Ken Kessler, who has had a very long career as a subjective and high end reviewer praised the SL 1200 -granted, not when the table came out (he may not have even started reviewing then), but later in its production run. It is possible (maybe even common) to overstate the denigration poured on the SL 1200, just as it is possible to overstate the influence of the subjective press - clearly nothing TAS did was sufficient to cut into sales of the table.
There are bad sounding direct drives, both because of bad engineering/cost cutting, and lack of environmental isolation (surprisingly few DDs have suspended subchasises (though some of those that do are close relatives of the 1200)). Apparently it served some purpose for some reviewers to condemn all DDs, just as it served some reviewer's purposes to proclaim their superiority as a class.

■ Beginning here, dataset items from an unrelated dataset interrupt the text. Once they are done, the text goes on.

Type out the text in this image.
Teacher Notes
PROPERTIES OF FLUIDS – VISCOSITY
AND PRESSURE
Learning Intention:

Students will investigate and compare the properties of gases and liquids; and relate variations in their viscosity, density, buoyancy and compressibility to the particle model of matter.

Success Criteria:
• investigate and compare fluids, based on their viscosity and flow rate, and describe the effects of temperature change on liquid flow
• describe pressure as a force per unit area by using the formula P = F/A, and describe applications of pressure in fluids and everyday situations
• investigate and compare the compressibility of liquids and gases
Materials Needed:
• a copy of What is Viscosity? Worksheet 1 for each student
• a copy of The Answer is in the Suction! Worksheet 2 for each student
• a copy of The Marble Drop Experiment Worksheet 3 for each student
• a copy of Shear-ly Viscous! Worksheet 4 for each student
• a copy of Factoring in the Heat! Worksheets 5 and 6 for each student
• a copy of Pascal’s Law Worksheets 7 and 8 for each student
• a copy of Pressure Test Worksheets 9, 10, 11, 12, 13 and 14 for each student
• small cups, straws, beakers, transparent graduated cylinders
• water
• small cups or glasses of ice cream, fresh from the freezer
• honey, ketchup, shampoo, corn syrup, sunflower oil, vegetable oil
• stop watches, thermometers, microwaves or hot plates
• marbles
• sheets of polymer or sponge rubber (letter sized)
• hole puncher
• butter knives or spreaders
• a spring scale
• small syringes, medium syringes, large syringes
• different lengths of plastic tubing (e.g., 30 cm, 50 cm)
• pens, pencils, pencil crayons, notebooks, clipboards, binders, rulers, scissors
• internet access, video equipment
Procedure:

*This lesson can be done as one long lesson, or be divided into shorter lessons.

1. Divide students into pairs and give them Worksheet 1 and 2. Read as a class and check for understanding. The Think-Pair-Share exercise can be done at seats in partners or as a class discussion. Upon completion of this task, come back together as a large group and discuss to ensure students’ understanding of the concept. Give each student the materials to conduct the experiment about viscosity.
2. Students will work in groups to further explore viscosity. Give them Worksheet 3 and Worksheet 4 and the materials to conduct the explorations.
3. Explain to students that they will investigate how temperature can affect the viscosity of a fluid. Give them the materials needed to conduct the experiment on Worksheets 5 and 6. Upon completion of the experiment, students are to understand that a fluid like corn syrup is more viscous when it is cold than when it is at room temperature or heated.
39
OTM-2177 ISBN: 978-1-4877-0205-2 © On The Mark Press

And don't forget that at the time the first 1200 came out, the high end was going toward very high compliance cartridges (whether or not that was a good idea is not relevant) and the arm of the 1200 wasn't well suited for first generation ADC XLMs, Sonuses, AKGs, and of course, the Shures and Pickering/Stantons and so on. If such cartridges were your standard, the 1200 might not seem so great. Of course, almost immediately, moving coils replaced high compliance moving magnets, but by then, the 1200 was not a new table, so it wasn't an obvious review topic.
It's naive to think that big, technically capable companies like Panasonic/Technics can't build absolutely first rate equipment if they choose to do so. But its not naive not to believe everything that corporations tell us. My own experience is that there are plenty of tables that sound better than the 1200 (I've had a couple of 1200s, liked them, but not enough to keep them), but the economies of scale of a company like Panasonic/Technics make it very, very difficult for other makers to produce better sounding tables at an equivalent price - I'm thinking here of the 1200 at its perfectly (actually astonishingly) reasonable original price, not the current used and reissue prices.
The high end audio press probably did blow it with the 1200, but being suspicious of manufacturer's claims is a good thing, regardless. How many of us are still using our Dynagroove, CD4/SQ, SACD, ElCassette, DAT, minidisc, Dolby 1,2,3,4,5, or wherever they are now, or whatever? And how many Marantz 7T owners wouldn't be very very happy indeed to swap it for a 7, or Fisher 400T for a 400?